Karen Emmorey, Scheibel’s former student and a distinguished professor of speech, language and hearing sciences at San Diego State University, said she took his neuroanatomy class even though it was outside of her field and remembers him being an inclusive and sensitive professor to students from all backgrounds.
“I remember (for) oral exams, he asked more linguistic questions,” Emmorey added. “He would go beyond and engage in what students were interested in.”
Scheibel would also make students feel more comfortable by telling personal anecdotes, both related and unrelated to the topics that he was teaching, Wilson said. When Scheibel got married, Wilson said he remembers Scheibel being excited and telling the class about it.

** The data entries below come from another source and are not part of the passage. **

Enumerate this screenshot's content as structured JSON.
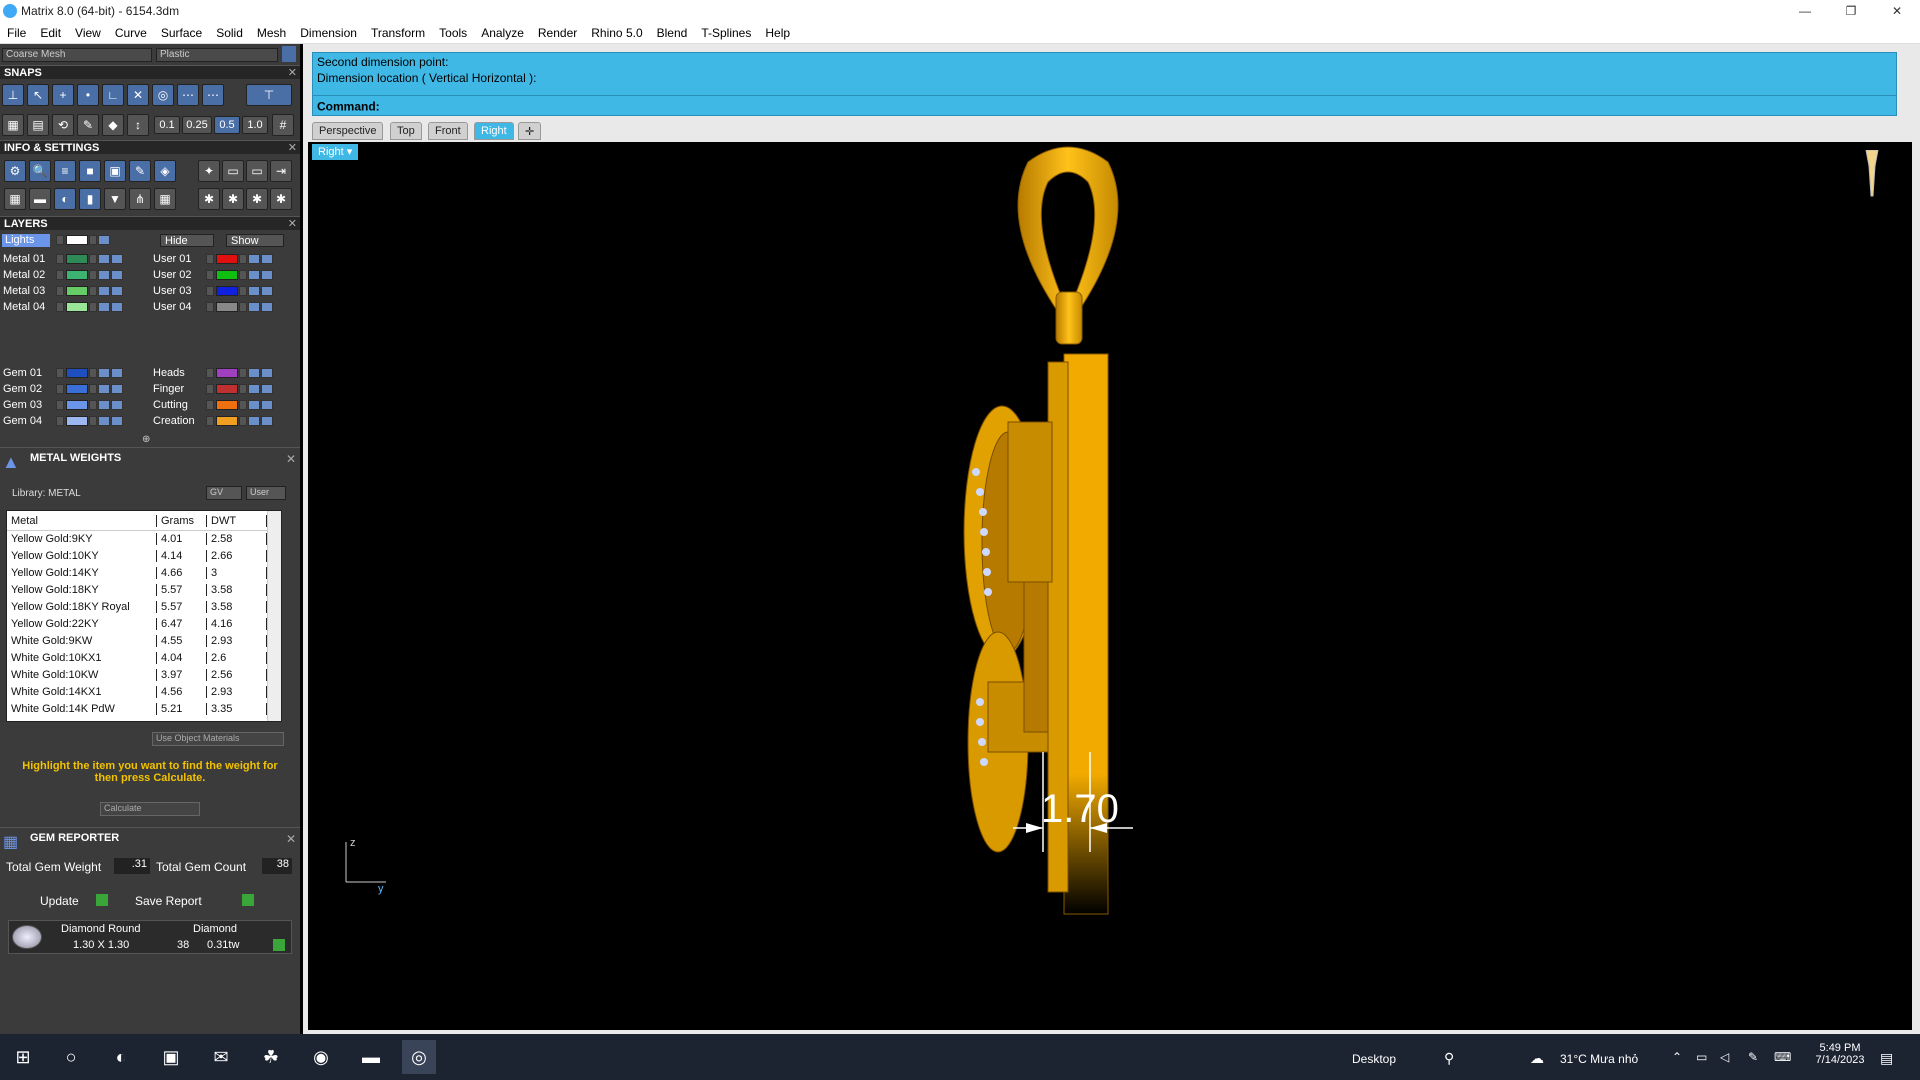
{
  "window": {
    "title": "Matrix 8.0 (64-bit) - 6154.3dm"
  },
  "menu": [
    "File",
    "Edit",
    "View",
    "Curve",
    "Surface",
    "Solid",
    "Mesh",
    "Dimension",
    "Transform",
    "Tools",
    "Analyze",
    "Render",
    "Rhino 5.0",
    "Blend",
    "T-Splines",
    "Help"
  ],
  "top_dropdowns": {
    "mesh": "Coarse Mesh",
    "material": "Plastic"
  },
  "sections": {
    "snaps": "SNAPS",
    "info": "INFO & SETTINGS",
    "layers": "LAYERS",
    "metal_weights": "METAL WEIGHTS",
    "gem_reporter": "GEM REPORTER"
  },
  "snaps": {
    "values": [
      "0.1",
      "0.25",
      "0.5",
      "1.0"
    ]
  },
  "layers": {
    "lights": "Lights",
    "hide": "Hide",
    "show": "Show",
    "left": [
      {
        "name": "Metal 01",
        "color": "#2e8b57"
      },
      {
        "name": "Metal 02",
        "color": "#3cb371"
      },
      {
        "name": "Metal 03",
        "color": "#66cc66"
      },
      {
        "name": "Metal 04",
        "color": "#99e699"
      },
      {
        "name": "Gem 01",
        "color": "#1f4fbf"
      },
      {
        "name": "Gem 02",
        "color": "#3a6fd8"
      },
      {
        "name": "Gem 03",
        "color": "#6b95e8"
      },
      {
        "name": "Gem 04",
        "color": "#9db8f0"
      }
    ],
    "right": [
      {
        "name": "User 01",
        "color": "#e01010"
      },
      {
        "name": "User 02",
        "color": "#10c010"
      },
      {
        "name": "User 03",
        "color": "#1020e0"
      },
      {
        "name": "User 04",
        "color": "#888888"
      },
      {
        "name": "Heads",
        "color": "#a040c0"
      },
      {
        "name": "Finger",
        "color": "#c03030"
      },
      {
        "name": "Cutting",
        "color": "#f07010"
      },
      {
        "name": "Creation",
        "color": "#f0a020"
      }
    ]
  },
  "metal_weights": {
    "library": "Library: METAL",
    "gv": "GV",
    "user": "User",
    "columns": [
      "Metal",
      "Grams",
      "DWT"
    ],
    "rows": [
      [
        "Yellow Gold:9KY",
        "4.01",
        "2.58"
      ],
      [
        "Yellow Gold:10KY",
        "4.14",
        "2.66"
      ],
      [
        "Yellow Gold:14KY",
        "4.66",
        "3"
      ],
      [
        "Yellow Gold:18KY",
        "5.57",
        "3.58"
      ],
      [
        "Yellow Gold:18KY Royal",
        "5.57",
        "3.58"
      ],
      [
        "Yellow Gold:22KY",
        "6.47",
        "4.16"
      ],
      [
        "White Gold:9KW",
        "4.55",
        "2.93"
      ],
      [
        "White Gold:10KX1",
        "4.04",
        "2.6"
      ],
      [
        "White Gold:10KW",
        "3.97",
        "2.56"
      ],
      [
        "White Gold:14KX1",
        "4.56",
        "2.93"
      ],
      [
        "White Gold:14K PdW",
        "5.21",
        "3.35"
      ]
    ],
    "use_object_materials": "Use Object Materials",
    "hint": "Highlight the item you want to find the weight for then press Calculate.",
    "calculate": "Calculate"
  },
  "gem_reporter": {
    "total_weight_label": "Total Gem Weight",
    "total_weight": ".31",
    "total_count_label": "Total Gem Count",
    "total_count": "38",
    "update": "Update",
    "save_report": "Save Report",
    "gem": {
      "shape": "Diamond Round",
      "size": "1.30 X 1.30",
      "type": "Diamond",
      "count": "38",
      "weight": "0.31tw"
    }
  },
  "command": {
    "line1": "Second dimension point:",
    "line2": "Dimension location ( Vertical  Horizontal ):",
    "prompt": "Command:"
  },
  "viewport_tabs": [
    "Perspective",
    "Top",
    "Front",
    "Right"
  ],
  "active_tab": "Right",
  "viewport_label": "Right",
  "dimension_value": "1.70",
  "axes": {
    "z": "z",
    "y": "y"
  },
  "taskbar": {
    "desktop": "Desktop",
    "weather": "31°C  Mưa nhỏ",
    "time": "5:49 PM",
    "date": "7/14/2023"
  },
  "colors": {
    "accent": "#3fb8e6",
    "gold": "#f5b000"
  }
}
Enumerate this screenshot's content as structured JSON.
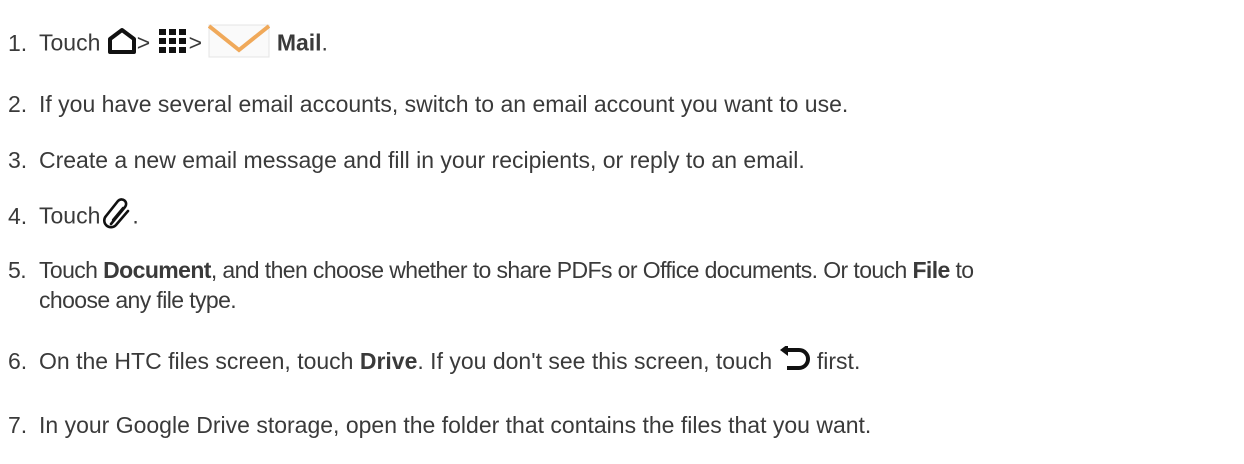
{
  "steps": [
    {
      "num": "1.",
      "touch": "Touch",
      "sep1": ">",
      "sep2": ">",
      "mail": "Mail",
      "period": ".",
      "icons": [
        "home-icon",
        "apps-grid-icon",
        "mail-envelope-icon"
      ]
    },
    {
      "num": "2.",
      "text": "If you have several email accounts, switch to an email account you want to use."
    },
    {
      "num": "3.",
      "text": "Create a new email message and fill in your recipients, or reply to an email."
    },
    {
      "num": "4.",
      "touch": "Touch",
      "period": ".",
      "icons": [
        "paperclip-icon"
      ]
    },
    {
      "num": "5.",
      "touch": "Touch",
      "document": "Document",
      "mid": ", and then choose whether to share PDFs or Office documents. Or touch",
      "file": "File",
      "to": "to",
      "cont": "choose any file type."
    },
    {
      "num": "6.",
      "pre": "On the HTC files screen, touch",
      "drive": "Drive",
      "mid": ". If you don't see this screen, touch",
      "post": "first.",
      "icons": [
        "back-arrow-icon"
      ]
    },
    {
      "num": "7.",
      "text": "In your Google Drive storage, open the folder that contains the files that you want."
    }
  ],
  "colors": {
    "text": "#3a3a3a",
    "mail_icon": "#f0a95a"
  }
}
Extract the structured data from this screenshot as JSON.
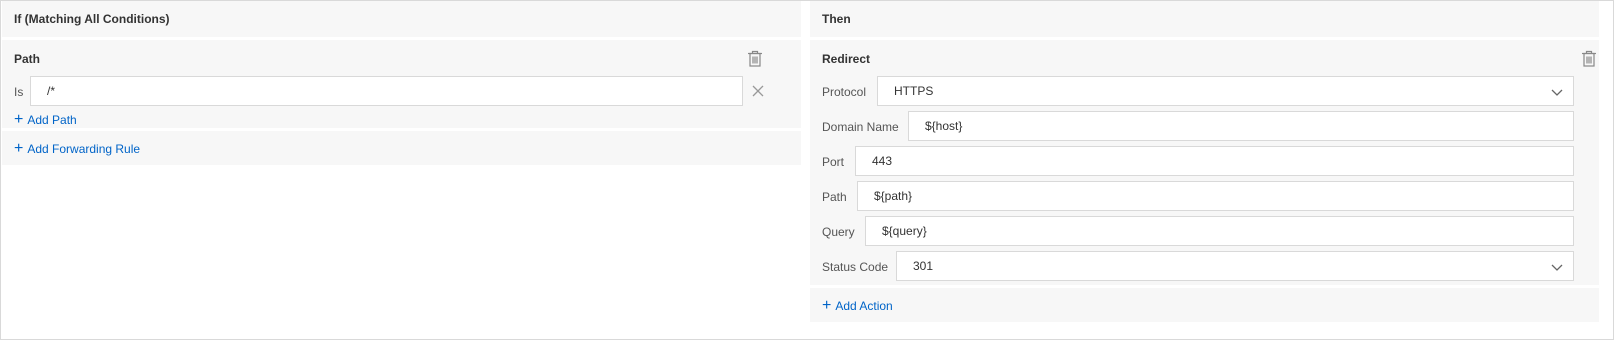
{
  "if_panel": {
    "header": "If (Matching All Conditions)",
    "condition": {
      "title": "Path",
      "operator": "Is",
      "value": "/*",
      "add_path_label": "Add Path"
    },
    "add_rule_label": "Add Forwarding Rule"
  },
  "then_panel": {
    "header": "Then",
    "action": {
      "title": "Redirect",
      "fields": {
        "protocol": {
          "label": "Protocol",
          "value": "HTTPS"
        },
        "domain": {
          "label": "Domain Name",
          "value": "${host}"
        },
        "port": {
          "label": "Port",
          "value": "443"
        },
        "path": {
          "label": "Path",
          "value": "${path}"
        },
        "query": {
          "label": "Query",
          "value": "${query}"
        },
        "status_code": {
          "label": "Status Code",
          "value": "301"
        }
      }
    },
    "add_action_label": "Add Action"
  },
  "icons": {
    "delete": "trash-icon",
    "clear": "close-icon",
    "dropdown": "chevron-down-icon",
    "add": "plus-icon"
  },
  "colors": {
    "link": "#0064c8",
    "panel_bg": "#f7f7f7",
    "border": "#d9d9d9"
  }
}
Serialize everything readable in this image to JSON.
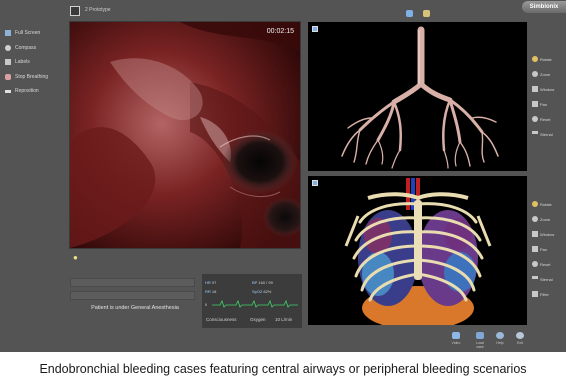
{
  "topbar": {
    "title": "2 Prototype",
    "logo": "Simbionix"
  },
  "side_menu": [
    {
      "label": "Full Screen",
      "icon": "fullscreen-icon"
    },
    {
      "label": "Compass",
      "icon": "compass-icon"
    },
    {
      "label": "Labels",
      "icon": "labels-icon"
    },
    {
      "label": "Stop Breathing",
      "icon": "lungs-icon"
    },
    {
      "label": "Reposition",
      "icon": "reposition-icon"
    }
  ],
  "video": {
    "timer": "00:02:15"
  },
  "status": {
    "text": "Patient is under General Anesthesia"
  },
  "vitals": {
    "rows": [
      {
        "k1": "HR",
        "v1": "97",
        "k2": "BP",
        "v2": "160 / 99"
      },
      {
        "k1": "RR",
        "v1": "18",
        "k2": "SpO2",
        "v2": "82%"
      }
    ],
    "ecg_label": "II",
    "consciousness_label": "Consciousness",
    "oxygen_label": "Oxygen",
    "oxygen_value": "10 L/min"
  },
  "tools_top": [
    {
      "label": "Rotate",
      "icon": "rotate-icon"
    },
    {
      "label": "Zoom",
      "icon": "zoom-icon"
    },
    {
      "label": "Window",
      "icon": "window-icon"
    },
    {
      "label": "Pan",
      "icon": "pan-icon"
    },
    {
      "label": "Reset",
      "icon": "reset-icon"
    },
    {
      "label": "Sternal",
      "icon": "sternal-icon"
    }
  ],
  "tools_bottom": [
    {
      "label": "Rotate",
      "icon": "rotate-icon"
    },
    {
      "label": "Zoom",
      "icon": "zoom-icon"
    },
    {
      "label": "Window",
      "icon": "window-icon"
    },
    {
      "label": "Pan",
      "icon": "pan-icon"
    },
    {
      "label": "Reset",
      "icon": "reset-icon"
    },
    {
      "label": "Sternal",
      "icon": "sternal-icon"
    },
    {
      "label": "Filter",
      "icon": "filter-icon"
    }
  ],
  "bottom_icons": [
    {
      "label": "Video",
      "icon": "video-icon"
    },
    {
      "label": "Load case",
      "icon": "folder-icon"
    },
    {
      "label": "Help",
      "icon": "help-icon"
    },
    {
      "label": "Exit",
      "icon": "exit-icon"
    }
  ],
  "caption": "Endobronchial bleeding cases featuring central airways or peripheral bleeding scenarios"
}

Braskie added Scheibel was always modest about his work despite his popularity with students and prestige in his field. She added that he was so humble, it took her a while to realize that whenever he said “we found,” he was referring to himself and his research team rather than the general neurology community.
His insatiable curiosity on a diverse range of topics and his interests in what his students wanted to pursue were other factors that made him an influential professor, Emmorey said.
“The idea of being passionate is one thing I got from him,” Emmorey added. “It was really clear how interested he was in neuroanatomy. What we were learning, what we didn’t know.”